CAIRO — Egypt's oldest pyramid, rescued from collapse, reopened to visitors Thursday after a 14-year restoration project.
The 4,700-year-old step pyramid, built in the 27th century B.C. for third dynasty pharaoh Djoser, is deemed the oldest stone structure of its size in the world. The ancient structure was badly damaged in a 5.8 magnitude earthquake that hit Egypt in 1992 and was at risk of collapse more than a decade ago.
Located in the Saqqara necropolis in the ancient city of Memphis, some 30 km south of Cairo, the step pyramid is made up of six mastabas (rectangular structures) stacked on top of each other.
Designed by architect Imhoteb, the vizier of Djoser, the pyramid includes a 28-metre deep burial chamber for the pharaoh who some scholars believe ruled Egypt for almost two decades.
The 60-metre-high pyramid underwent extensive restoration, including filling gaps in the mastabas with blocks similar to the originals.
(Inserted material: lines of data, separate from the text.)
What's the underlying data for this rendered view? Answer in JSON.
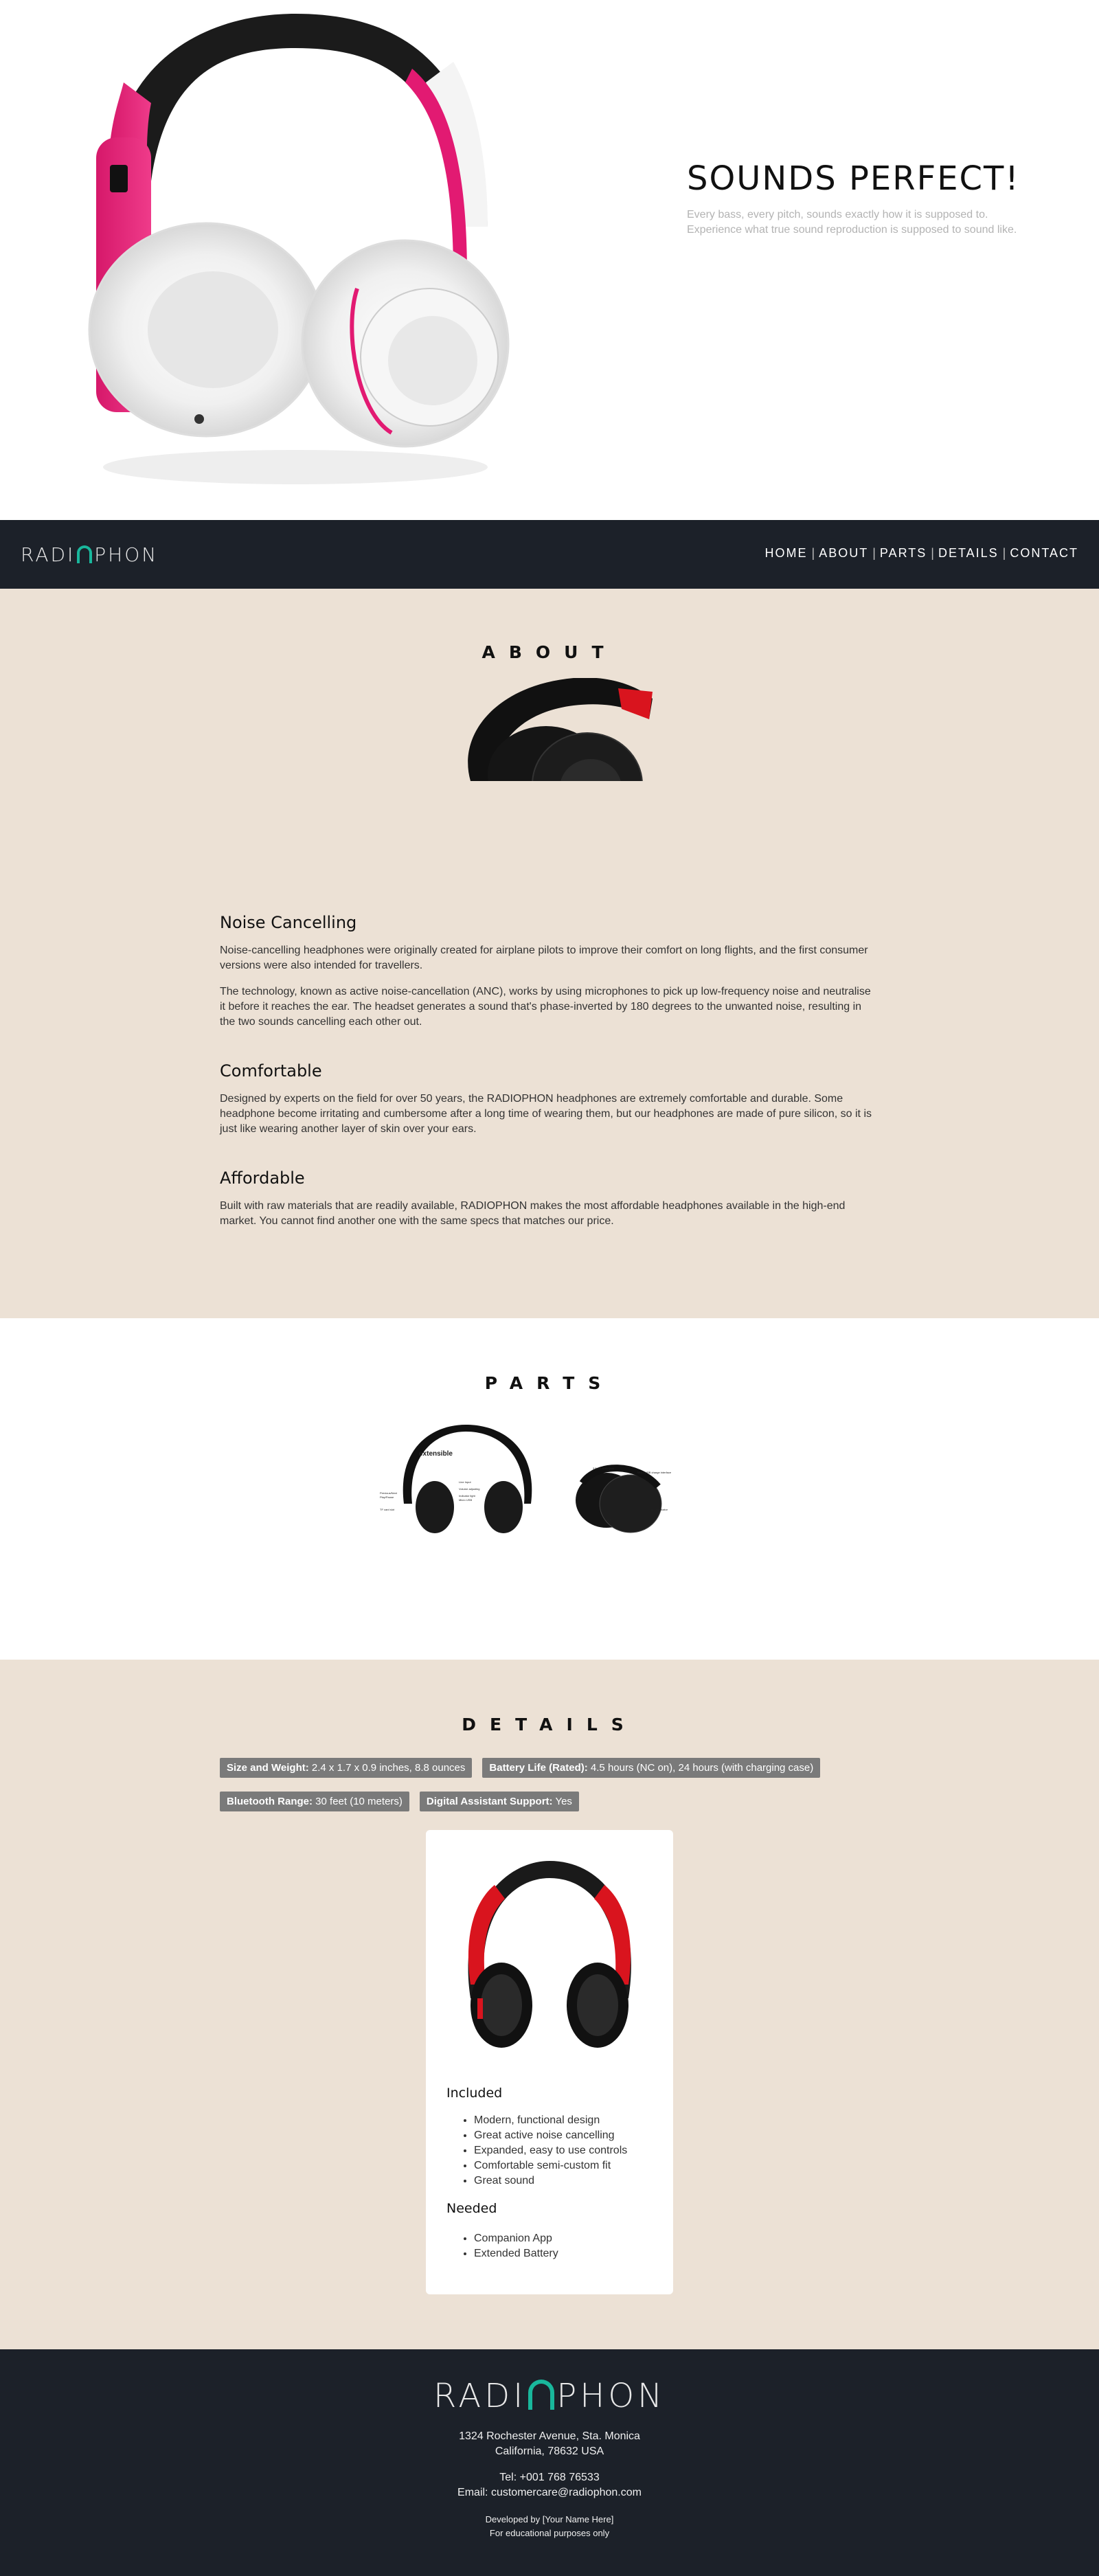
{
  "hero": {
    "title": "SOUNDS PERFECT!",
    "subtitle": "Every bass, every pitch, sounds exactly how it is supposed to. Experience what true sound reproduction is supposed to sound like."
  },
  "nav": {
    "logo_left": "RADI",
    "logo_right": "PHON",
    "links": [
      "HOME",
      "ABOUT",
      "PARTS",
      "DETAILS",
      "CONTACT"
    ]
  },
  "about": {
    "title": "ABOUT",
    "blocks": [
      {
        "heading": "Noise Cancelling",
        "paragraphs": [
          "Noise-cancelling headphones were originally created for airplane pilots to improve their comfort on long flights, and the first consumer versions were also intended for travellers.",
          "The technology, known as active noise-cancellation (ANC), works by using microphones to pick up low-frequency noise and neutralise it before it reaches the ear. The headset generates a sound that's phase-inverted by 180 degrees to the unwanted noise, resulting in the two sounds cancelling each other out."
        ]
      },
      {
        "heading": "Comfortable",
        "paragraphs": [
          "Designed by experts on the field for over 50 years, the RADIOPHON headphones are extremely comfortable and durable. Some headphone become irritating and cumbersome after a long time of wearing them, but our headphones are made of pure silicon, so it is just like wearing another layer of skin over your ears."
        ]
      },
      {
        "heading": "Affordable",
        "paragraphs": [
          "Built with raw materials that are readily available, RADIOPHON makes the most affordable headphones available in the high-end market. You cannot find another one with the same specs that matches our price."
        ]
      }
    ]
  },
  "parts": {
    "title": "PARTS",
    "labels": [
      "extensible",
      "Line Input",
      "Volume adjusting",
      "Previous/Next",
      "Play/Pause",
      "TF card slot",
      "Indicator light",
      "Micro USB",
      "3.5mm audio jack",
      "Micro-USB charge interface",
      "LED indicator",
      "Mic"
    ]
  },
  "details": {
    "title": "DETAILS",
    "specs": [
      {
        "key": "Size and Weight:",
        "value": "2.4 x 1.7 x 0.9 inches, 8.8 ounces"
      },
      {
        "key": "Battery Life (Rated):",
        "value": "4.5 hours (NC on), 24 hours (with charging case)"
      },
      {
        "key": "Bluetooth Range:",
        "value": "30 feet (10 meters)"
      },
      {
        "key": "Digital Assistant Support:",
        "value": "Yes"
      }
    ],
    "included_heading": "Included",
    "included": [
      "Modern, functional design",
      "Great active noise cancelling",
      "Expanded, easy to use controls",
      "Comfortable semi-custom fit",
      "Great sound"
    ],
    "needed_heading": "Needed",
    "needed": [
      "Companion App",
      "Extended Battery"
    ]
  },
  "footer": {
    "address1": "1324 Rochester Avenue, Sta. Monica",
    "address2": "California, 78632 USA",
    "tel": "Tel: +001 768 76533",
    "email": "Email: customercare@radiophon.com",
    "dev": "Developed by [Your Name Here]",
    "edu": "For educational purposes only"
  },
  "colors": {
    "nav_bg": "#1c2129",
    "beige": "#ece1d5",
    "accent_teal": "#19b79c",
    "spec_badge": "#7a7a7a"
  }
}
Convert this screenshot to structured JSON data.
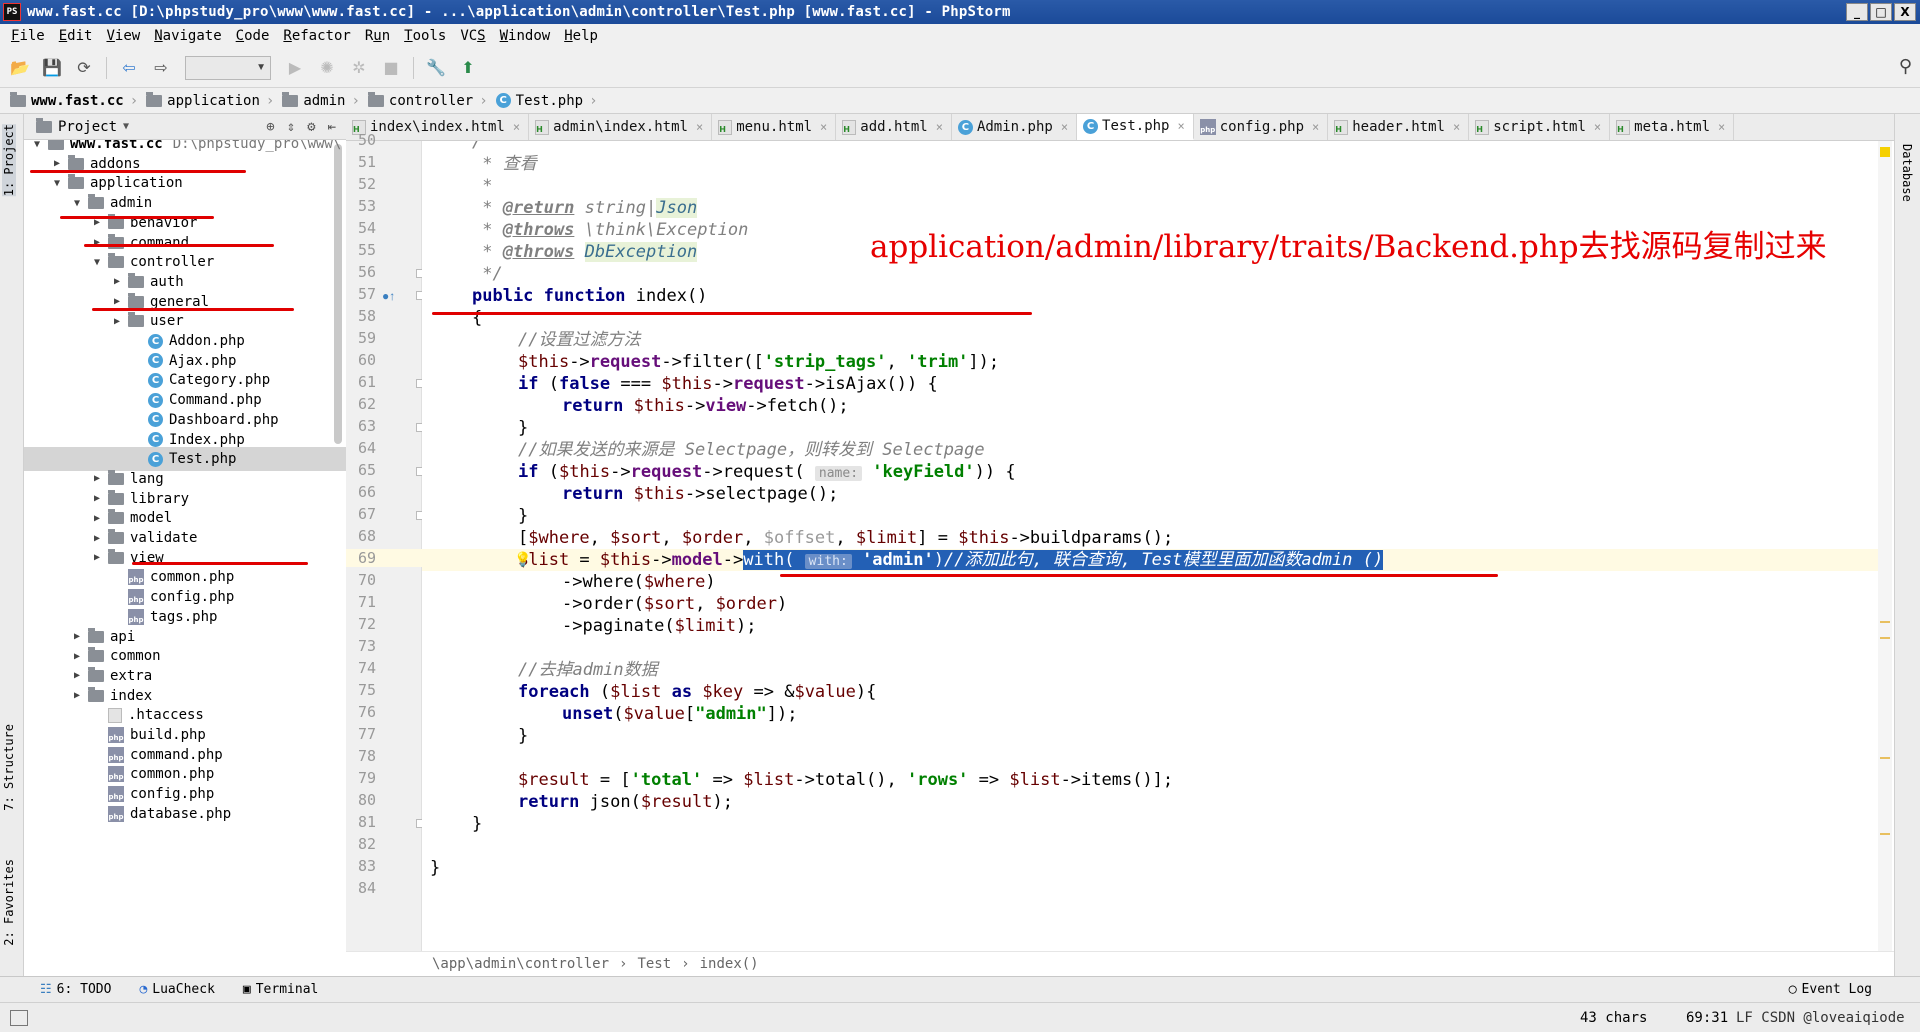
{
  "window": {
    "title": "www.fast.cc [D:\\phpstudy_pro\\www\\www.fast.cc] - ...\\application\\admin\\controller\\Test.php [www.fast.cc] - PhpStorm",
    "app_icon": "PS",
    "buttons": {
      "minimize": "_",
      "maximize": "□",
      "close": "X"
    }
  },
  "menu": [
    {
      "u": "F",
      "rest": "ile"
    },
    {
      "u": "E",
      "rest": "dit"
    },
    {
      "u": "V",
      "rest": "iew"
    },
    {
      "u": "N",
      "rest": "avigate"
    },
    {
      "u": "C",
      "rest": "ode"
    },
    {
      "u": "R",
      "rest": "efactor"
    },
    {
      "u": "",
      "pre": "R",
      "u2": "u",
      "rest": "n"
    },
    {
      "u": "T",
      "rest": "ools"
    },
    {
      "u": "",
      "pre": "VC",
      "u2": "S",
      "rest": ""
    },
    {
      "u": "W",
      "rest": "indow"
    },
    {
      "u": "H",
      "rest": "elp"
    }
  ],
  "breadcrumb": [
    "www.fast.cc",
    "application",
    "admin",
    "controller",
    "Test.php"
  ],
  "project": {
    "header": "Project",
    "tree": [
      {
        "label": "www.fast.cc",
        "path": "D:\\phpstudy_pro\\www\\",
        "type": "folder",
        "depth": 0,
        "open": true,
        "bold": true
      },
      {
        "label": "addons",
        "type": "folder",
        "depth": 1,
        "open": false
      },
      {
        "label": "application",
        "type": "folder",
        "depth": 1,
        "open": true
      },
      {
        "label": "admin",
        "type": "folder",
        "depth": 2,
        "open": true
      },
      {
        "label": "behavior",
        "type": "folder",
        "depth": 3,
        "open": false
      },
      {
        "label": "command",
        "type": "folder",
        "depth": 3,
        "open": false
      },
      {
        "label": "controller",
        "type": "folder",
        "depth": 3,
        "open": true
      },
      {
        "label": "auth",
        "type": "folder",
        "depth": 4,
        "open": false
      },
      {
        "label": "general",
        "type": "folder",
        "depth": 4,
        "open": false
      },
      {
        "label": "user",
        "type": "folder",
        "depth": 4,
        "open": false
      },
      {
        "label": "Addon.php",
        "type": "class",
        "depth": 5
      },
      {
        "label": "Ajax.php",
        "type": "class",
        "depth": 5
      },
      {
        "label": "Category.php",
        "type": "class",
        "depth": 5
      },
      {
        "label": "Command.php",
        "type": "class",
        "depth": 5
      },
      {
        "label": "Dashboard.php",
        "type": "class",
        "depth": 5
      },
      {
        "label": "Index.php",
        "type": "class",
        "depth": 5
      },
      {
        "label": "Test.php",
        "type": "class",
        "depth": 5,
        "selected": true
      },
      {
        "label": "lang",
        "type": "folder",
        "depth": 3,
        "open": false
      },
      {
        "label": "library",
        "type": "folder",
        "depth": 3,
        "open": false
      },
      {
        "label": "model",
        "type": "folder",
        "depth": 3,
        "open": false
      },
      {
        "label": "validate",
        "type": "folder",
        "depth": 3,
        "open": false
      },
      {
        "label": "view",
        "type": "folder",
        "depth": 3,
        "open": false
      },
      {
        "label": "common.php",
        "type": "php",
        "depth": 4
      },
      {
        "label": "config.php",
        "type": "php",
        "depth": 4
      },
      {
        "label": "tags.php",
        "type": "php",
        "depth": 4
      },
      {
        "label": "api",
        "type": "folder",
        "depth": 2,
        "open": false
      },
      {
        "label": "common",
        "type": "folder",
        "depth": 2,
        "open": false
      },
      {
        "label": "extra",
        "type": "folder",
        "depth": 2,
        "open": false
      },
      {
        "label": "index",
        "type": "folder",
        "depth": 2,
        "open": false
      },
      {
        "label": ".htaccess",
        "type": "file",
        "depth": 3
      },
      {
        "label": "build.php",
        "type": "php",
        "depth": 3
      },
      {
        "label": "command.php",
        "type": "php",
        "depth": 3
      },
      {
        "label": "common.php",
        "type": "php",
        "depth": 3
      },
      {
        "label": "config.php",
        "type": "php",
        "depth": 3
      },
      {
        "label": "database.php",
        "type": "php",
        "depth": 3
      }
    ]
  },
  "tabs": [
    {
      "label": "index\\index.html",
      "icon": "html"
    },
    {
      "label": "admin\\index.html",
      "icon": "html"
    },
    {
      "label": "menu.html",
      "icon": "html"
    },
    {
      "label": "add.html",
      "icon": "html"
    },
    {
      "label": "Admin.php",
      "icon": "class"
    },
    {
      "label": "Test.php",
      "icon": "class",
      "active": true
    },
    {
      "label": "config.php",
      "icon": "php"
    },
    {
      "label": "header.html",
      "icon": "html"
    },
    {
      "label": "script.html",
      "icon": "html"
    },
    {
      "label": "meta.html",
      "icon": "html"
    }
  ],
  "left_tools": [
    "1: Project",
    "7: Structure",
    "2: Favorites"
  ],
  "right_tools": [
    "Database"
  ],
  "code": {
    "line_numbers": [
      50,
      51,
      52,
      53,
      54,
      55,
      56,
      57,
      58,
      59,
      60,
      61,
      62,
      63,
      64,
      65,
      66,
      67,
      68,
      69,
      70,
      71,
      72,
      73,
      74,
      75,
      76,
      77,
      78,
      79,
      80,
      81,
      82,
      83,
      84
    ],
    "current_line": 69
  },
  "annotation": {
    "text": "application/admin/library/traits/Backend.php去找源码复制过来"
  },
  "editor_breadcrumb": [
    "\\app\\admin\\controller",
    "Test",
    "index()"
  ],
  "bottom_tools": [
    "6: TODO",
    "LuaCheck",
    "Terminal"
  ],
  "event_log": "Event Log",
  "status": {
    "chars": "43 chars",
    "position": "69:31",
    "misc": "LF  CSDN @loveaiqiode"
  }
}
The burial chamber, the ceiling of the central shaft and the pyramid's narrow internal passages were also renovated.
"The restoration project started at the end of 2006 but slowed down after 2011. Real work was only resumed at the end of 2015, and here we are," he added, referring to repeated delays caused by the turmoil that gripped Egypt following its famous uprising nine years ago.
Mohamed Youssef, director of the archaeological Saqqara area, told ABC News that tourists will be allowed to enter the pyramid for the first time via its southern entrance.
Egypt has made a number of discoveries and concluded several restoration projects in recent months as it seeks to shore up its vital tourism industry, which took a hit following the 2011 revolution that unseated autocrat Hosni Mubarak. In July last year, Egypt opened two other pyramids for visitors -- the Bent Pyramid and its satellite pyramid in the nearby Dahshur royal necropolis.